God of War director Cory Barlog had a long chat with Games Radar, about the evolution of the series from its original roots and how it’s had to change – or has been forever changed by – the different landscape in which the game is released.

Some of that change is in relation to the gameplay. We already know that God of War won’t have fixed camera angles, and that Kratos will fight with an axe (rather than his trademark dual blades). But now we also know that the newest version of the game will drop Quick Time Events entirely, in favour of link-ups between Kratos and his son, Atreus.

For combat, they’re shooting for something akin to FIFA, which is an interesting – if unusual – comparison to draw:

It’s the same game every time you play but it’s extremely sort of non-deterministic. Every game is different, despite every game being the same; there’s this drama that exists in every single match, even when you’re playing the same teams. There’s a magic to videogames encapsulated in the idea that I don’t ever want to lose even if I am making something that’s trying to tell a story, and we develop these characters to allow you to feel like there’s freedom here, and that is the joy of games.

There’s also a change in Kratos’ demeanour. A result of fatherhood, sure, but the inclusion of a father/son dynamic itself is a sign of the times. Barlog describes how, “through the iterations I think we failed to grow with the audience and the world”. People don’t just want to be playing angry Hulk all the time; sometimes, they want to be Mark Ruffalo. Who doesn’t want to be Ruffalo? He’s great.

Learning lessons from games as varied The Last of Us to the first Telltale Walking Dead game, God of War includes some interesting parenting dynamics. Decisions won’t just be for how you progress the game, but how you balance taking care of Atreus with Kratos’ own needs.

Barlog describes it best – for certain values of “best” – with a Mad Max analogy:

As you move through the game you make choices about what you, or Kratos, wants for Atreus, about how you’re going to develop each of these characters.
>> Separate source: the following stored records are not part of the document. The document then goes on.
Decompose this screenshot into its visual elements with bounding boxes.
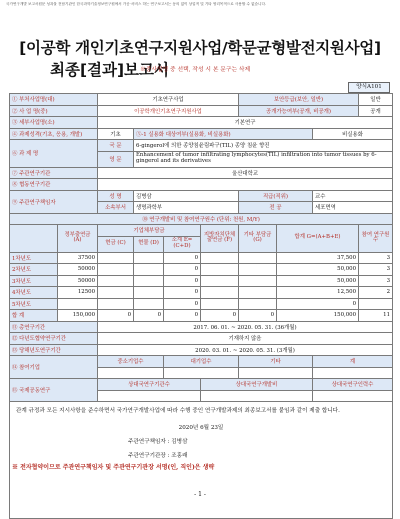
row-multiyear-period [10,333,393,345]
budget-local-header: 지방자치단체 출연금 (F) [201,225,239,253]
project-type-label: ④ 과제성격(기초, 응용, 개발) [10,128,98,140]
lead-institution-label: ⑦ 주관연구기관 [10,167,98,179]
budget-cell-cash [98,252,134,264]
sme-count-header: 중소기업수 [98,356,164,368]
org-head-name: 조홍래 [171,453,188,459]
budget-cell-local [201,287,239,299]
other-count-header: 기타 [239,356,313,368]
budget-cell-sum: 0 [164,252,201,264]
form-code-badge: 양식A101 [348,82,390,93]
budget-cell-people: 3 [359,275,393,287]
other-count-value [239,367,313,379]
org-head-signature-line [128,453,386,460]
row-ministry-program [10,94,393,106]
coop-institution-label: ⑧ 협동연구기관 [10,179,98,191]
current-period-value: 2020. 03. 01. ~ 2020. 05. 31. (3개월) [98,344,393,356]
pi-signature-label: 주관연구책임자 : [128,439,170,445]
budget-cell-year: 4차년도 [10,287,58,299]
row-sub-program [10,117,393,129]
budget-row [10,310,393,322]
row-program-name [10,105,393,117]
budget-cell-total: 12,500 [277,287,359,299]
sub-program-value: 기본연구 [98,117,393,129]
e-agreement-footnote: ※ 전자협약이므로 주관연구책임자 및 주관연구기관장 서명(인, 직인)은 생략 [12,464,215,471]
budget-cell-local [201,264,239,276]
row-lead-institution [10,167,393,179]
program-name-value: 이공학개인기초연구지원사업 [98,105,239,117]
budget-cell-sum: 0 [164,275,201,287]
budget-cell-gov [58,298,98,310]
pi-name-label: 성 명 [98,190,134,202]
report-form-table [9,93,393,519]
multiyear-period-label: ⑫ 다년도협약연구기간 [10,333,98,345]
pi-major-label: 전 공 [239,202,313,214]
large-count-value [164,367,239,379]
project-title-label: ⑥ 과 제 명 [10,140,98,168]
budget-cell-gov: 150,000 [58,310,98,322]
budget-cell-cash [98,264,134,276]
intl-inst-header: 상대국연구기관수 [98,379,201,391]
intl-staff-value [313,390,393,402]
budget-total-header: 합계 G=(A+B+E) [277,225,359,253]
sub-program-label: ③ 세부사업명(소) [10,117,98,129]
intl-budget-value [201,390,313,402]
budget-row [10,252,393,264]
project-type-value: 기초 [98,128,134,140]
security-level-value: 일반 [359,94,393,106]
intl-budget-header: 상대국연구개발비 [201,379,313,391]
row-companies-header [10,356,393,368]
pi-dept-label: 소속부서 [98,202,134,214]
budget-cell-kind [134,252,164,264]
row-coop-institution [10,179,393,191]
budget-year-header [10,225,58,253]
budget-cell-local [201,275,239,287]
budget-sum-header: 소계 E=(C+D) [164,236,201,252]
budget-cell-other [239,298,277,310]
title-note: ※중사업명 중 선택, 작성 시 본 문구는 삭제 [140,67,251,73]
submission-statement-block [10,402,393,519]
budget-rows [10,252,393,321]
budget-cell-total: 150,000 [277,310,359,322]
budget-cell-total: 50,000 [277,275,359,287]
budget-cell-gov: 50000 [58,275,98,287]
pi-name-value: 김병삼 [134,190,239,202]
row-current-period [10,344,393,356]
budget-cell-total: 50,000 [277,264,359,276]
top-notice: 국가연구개발 보고서원문 성과물 전담기관인 한국과학기술정보연구원에서 가공·서비스 하는 연구보고서는 동의 없이 상업적 및 기타 영리목적으로 사용할 수 없습니다. [6,2,267,6]
budget-cell-cash [98,287,134,299]
report-title: [이공학 개인기초연구지원사업/학문균형발전지원사업] [19,39,381,57]
budget-cell-other: 0 [239,310,277,322]
budget-cell-year: 1차년도 [10,252,58,264]
budget-cell-year: 5차년도 [10,298,58,310]
budget-cell-gov: 12500 [58,287,98,299]
pi-dept-value: 생명과학부 [134,202,239,214]
security-level-label: 보안등급(보안, 일반) [239,94,359,106]
row-budget-heading [10,213,393,225]
company-total-header: 계 [313,356,393,368]
budget-cell-sum: 0 [164,287,201,299]
company-total-value [313,367,393,379]
row-pi-name [10,190,393,202]
ministry-program-value: 기초연구사업 [98,94,239,106]
budget-cell-local: 0 [201,310,239,322]
budget-cell-year: 3차년도 [10,275,58,287]
pi-signature-name: 김병삼 [171,439,188,445]
report-subtitle: 최종[결과]보고서 [50,61,169,79]
title-en-lang: 영 문 [98,151,134,167]
budget-cell-sum: 0 [164,310,201,322]
pi-major-value: 세포면역 [313,202,393,214]
row-total-period [10,321,393,333]
disclosure-value: 공개 [359,105,393,117]
total-period-label: ⑪ 총연구기간 [10,321,98,333]
budget-row [10,287,393,299]
budget-cell-other [239,252,277,264]
budget-cell-people: 2 [359,287,393,299]
budget-cell-other [239,287,277,299]
submission-statement: 관계 규정과 모든 지시사항을 준수하면서 국가연구개발사업에 따라 수행 중인 연구개발과제의 최종보고서를 붙임과 같이 제출 합니다. [16,408,340,414]
lead-institution-value: 울산대학교 [98,167,393,179]
budget-cell-local [201,298,239,310]
budget-cell-kind [134,287,164,299]
companies-label: ⑭ 참여기업 [10,356,98,379]
current-period-label: ⑬ 당해년도연구기간 [10,344,98,356]
budget-cell-other [239,264,277,276]
budget-cell-sum: 0 [164,264,201,276]
budget-heading: ⑩ 연구개발비 및 참여연구원수 (단위: 천원, M/Y) [10,213,393,225]
budget-cell-gov: 37500 [58,252,98,264]
budget-cell-people: 3 [359,264,393,276]
budget-cell-cash: 0 [98,310,134,322]
row-project-type [10,128,393,140]
budget-kind-header: 현물 (D) [134,236,164,252]
program-name-label: ② 사 업 명(중) [10,105,98,117]
budget-gov-header: 정부출연금 (A) [58,225,98,253]
budget-cell-other [239,275,277,287]
budget-cell-kind [134,298,164,310]
budget-cell-cash [98,298,134,310]
total-period-value: 2017. 06. 01. ~ 2020. 05. 31. (36개월) [98,321,393,333]
sme-count-value [98,367,164,379]
budget-cell-kind [134,275,164,287]
budget-row [10,298,393,310]
project-title-english: Enhancement of tumor infiltrating lymphocytes(TIL) infiltration into tumor tissues by 6-gingerol and its derivatives [134,151,393,167]
intl-inst-value [98,390,201,402]
budget-cell-cash [98,275,134,287]
budget-cell-local [201,252,239,264]
budget-cell-kind: 0 [134,310,164,322]
pi-signature-line [128,439,386,446]
coop-institution-value [98,179,393,191]
budget-cell-people: 11 [359,310,393,322]
pi-position-label: 직급(직위) [239,190,313,202]
title-ko-lang: 국 문 [98,140,134,152]
ministry-program-label: ① 부처사업명(대) [10,94,98,106]
row-intl-header [10,379,393,391]
budget-row [10,275,393,287]
budget-cell-people: 3 [359,252,393,264]
budget-corp-header: 기업체부담금 [98,225,201,237]
submission-date: 2020년 6월 23일 [178,425,224,431]
budget-cash-header: 현금 (C) [98,236,134,252]
org-head-label: 주관연구기관장 : [128,453,170,459]
budget-other-header: 기타 부담금 (G) [239,225,277,253]
commercialization-label: ⑤-1 실용화 대상여부(실용화, 비실용화) [134,128,313,140]
budget-row [10,264,393,276]
pi-position-value: 교수 [313,190,393,202]
commercialization-value: 비실용화 [313,128,393,140]
large-count-header: 대기업수 [164,356,239,368]
budget-cell-people [359,298,393,310]
page-number: - 1 - [194,491,206,498]
budget-cell-year: 합 계 [10,310,58,322]
budget-cell-total: 0 [277,298,359,310]
disclosure-label: 공개가능여부(공개, 비공개) [239,105,359,117]
intl-staff-header: 상대국연구인력수 [313,379,393,391]
budget-people-header: 참여 연구원수 [359,225,393,253]
pi-label: ⑨ 주관연구책임자 [10,190,98,213]
budget-cell-gov: 50000 [58,264,98,276]
project-title-korean: 6-gingerol에 의한 종양침윤림파구(TIL) 종양 침윤 향진 [134,140,393,152]
row-statement [10,402,393,519]
multiyear-period-value: 기재하지 않음 [98,333,393,345]
budget-cell-kind [134,264,164,276]
budget-cell-total: 37,500 [277,252,359,264]
budget-cell-sum: 0 [164,298,201,310]
budget-cell-year: 2차년도 [10,264,58,276]
row-title-korean [10,140,393,152]
row-budget-header-1 [10,225,393,237]
intl-collab-label: ⑮ 국제공동연구 [10,379,98,402]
When you really extrapolate, it’s like this is about sort of putting outfits and loadouts on characters, but when you divorce it from that, and you’re in the moment, you start to realise it’s very similar to that moment in Mad Max when he’s got the can of dog food and he’s determining whether he’s going to eat all of it and get the energy, or if he’s going to give some of it to the dog, and he’s going to do that because he wants to be able to sleep, and if he has the dog and he’s well fed he can sleep and the dog will warn him if danger approaches. It’s kind of like, you know, it’s sort of, again, like parenting. This idea of making choices for yourself and making choices for your kid, how you’re going to sort of load balance.

We get what he’s saying. It’s a choice, outwardly a moral one between taking care of your child or taking care of yourself, but with video game dynamics of stat boosts and “Clementine will remember that” thrown in to spice things up.

It’s a fair analogy. It makes sense, when you spell it out. But dog food? We wouldn’t leave Barlog in charge of babysitting, is all we’re saying.

God of War launches on April 20th, 2018, exclusively for PS4.